With the islanders often participating in dangerous activities that frequently involve being in or around water, GoPros are a great way to capture this kind of content. If a group decides to go on a twenty-minute hike to find water, they will naturally choose to take a few GoPros over a bulky television camera. The fact that they are so easy to use is also a bonus, given that most of the \'camera operators\' are those living through a harsh survival experience on the island. However, out-of-the-box GoPro cameras do not have the facility to generate timecode. Whereas footage from mainstream television cameras can be dropped into edit timelines and automatically aligned, synchronising GoPro footage has historically been a time-consuming, manual process. In the past, participants used the sound of a clap as an audio cue to mark the start of filming as a workaround for GoPros, or they read out the timecode, but with the islanders already being pushed to their limits, this was an extra task that could easily be forgotten. As a result, large portions of production time on The Island were spent scouring through the footage, logging shots for key storylines, finding the exciting content and then manually synchronising it across all the cameras. To put this in context, the islanders get through approximately five GoPro memory cards per day - that\'s a lot of non-timecoded footage to be searched, logged, and manually synchronised.

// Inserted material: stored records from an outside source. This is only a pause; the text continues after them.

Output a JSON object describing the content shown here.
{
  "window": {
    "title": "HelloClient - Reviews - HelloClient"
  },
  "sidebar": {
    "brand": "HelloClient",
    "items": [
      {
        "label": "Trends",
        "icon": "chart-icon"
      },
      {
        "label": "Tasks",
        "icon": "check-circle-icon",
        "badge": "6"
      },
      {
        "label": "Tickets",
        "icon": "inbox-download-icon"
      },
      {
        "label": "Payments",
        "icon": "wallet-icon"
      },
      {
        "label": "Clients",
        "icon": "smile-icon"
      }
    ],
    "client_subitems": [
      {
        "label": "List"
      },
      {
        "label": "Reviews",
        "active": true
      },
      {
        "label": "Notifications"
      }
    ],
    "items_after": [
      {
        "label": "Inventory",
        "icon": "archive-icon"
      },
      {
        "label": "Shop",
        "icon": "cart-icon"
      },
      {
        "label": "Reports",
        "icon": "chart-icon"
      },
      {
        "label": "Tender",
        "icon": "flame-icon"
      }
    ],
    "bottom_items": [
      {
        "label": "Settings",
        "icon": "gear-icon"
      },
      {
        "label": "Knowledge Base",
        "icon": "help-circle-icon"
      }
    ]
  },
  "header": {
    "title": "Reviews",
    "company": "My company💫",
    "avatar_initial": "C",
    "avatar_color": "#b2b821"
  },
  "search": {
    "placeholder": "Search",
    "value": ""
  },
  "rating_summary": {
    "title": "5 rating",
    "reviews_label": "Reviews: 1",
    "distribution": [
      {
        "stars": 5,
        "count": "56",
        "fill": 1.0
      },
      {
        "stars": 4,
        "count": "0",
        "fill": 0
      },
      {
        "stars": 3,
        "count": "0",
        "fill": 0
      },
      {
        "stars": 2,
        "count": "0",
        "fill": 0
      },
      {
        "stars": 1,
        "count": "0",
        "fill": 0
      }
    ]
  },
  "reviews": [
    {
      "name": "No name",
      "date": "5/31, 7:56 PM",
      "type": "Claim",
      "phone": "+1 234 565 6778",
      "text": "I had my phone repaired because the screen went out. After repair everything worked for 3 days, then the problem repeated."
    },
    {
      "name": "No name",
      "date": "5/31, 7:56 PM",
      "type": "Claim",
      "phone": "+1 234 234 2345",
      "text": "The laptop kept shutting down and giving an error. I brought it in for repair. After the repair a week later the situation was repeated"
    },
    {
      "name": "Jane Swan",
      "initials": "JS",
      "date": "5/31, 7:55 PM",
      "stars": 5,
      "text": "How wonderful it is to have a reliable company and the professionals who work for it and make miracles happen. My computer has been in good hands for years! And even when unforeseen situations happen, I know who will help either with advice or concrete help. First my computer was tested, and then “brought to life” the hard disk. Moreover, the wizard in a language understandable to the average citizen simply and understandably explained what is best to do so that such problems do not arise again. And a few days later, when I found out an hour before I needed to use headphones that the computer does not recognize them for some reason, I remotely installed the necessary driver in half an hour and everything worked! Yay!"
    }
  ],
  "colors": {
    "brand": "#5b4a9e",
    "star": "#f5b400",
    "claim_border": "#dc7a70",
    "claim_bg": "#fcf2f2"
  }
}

What the postproduction team really needed was a more automatic solution that required no memory or effort from the islanders and that integrated seamlessly into the edit packages back in postproduction. When we released SyncBac PRO, which provided a way to embed timecode into GoPro footage, they were keen to use it on The Island as soon as possible. Some of the first SyncBac PROs we shipped went straight to Panama to be used on the show.

With SyncBac PRO units clipped to all the GoPro cameras, each camera was able to generate timecode and the cameras could synchronise with each other over RF. At the end of filming, the memory cards from each camera contained data files stamped with the same embedded timecode. This allowed all media to be easily dropped into the edit timeline and automatically aligned. It previously took a phenomenally long time to sync GoPro media but, with the addition of timecode, this was reduced to seconds per clip.

The result was a very happy postproduction team. In fact, I think the jubilant cheers from the UK-based edit suite could quite possibly have been heard by their colleagues in the South Pacific!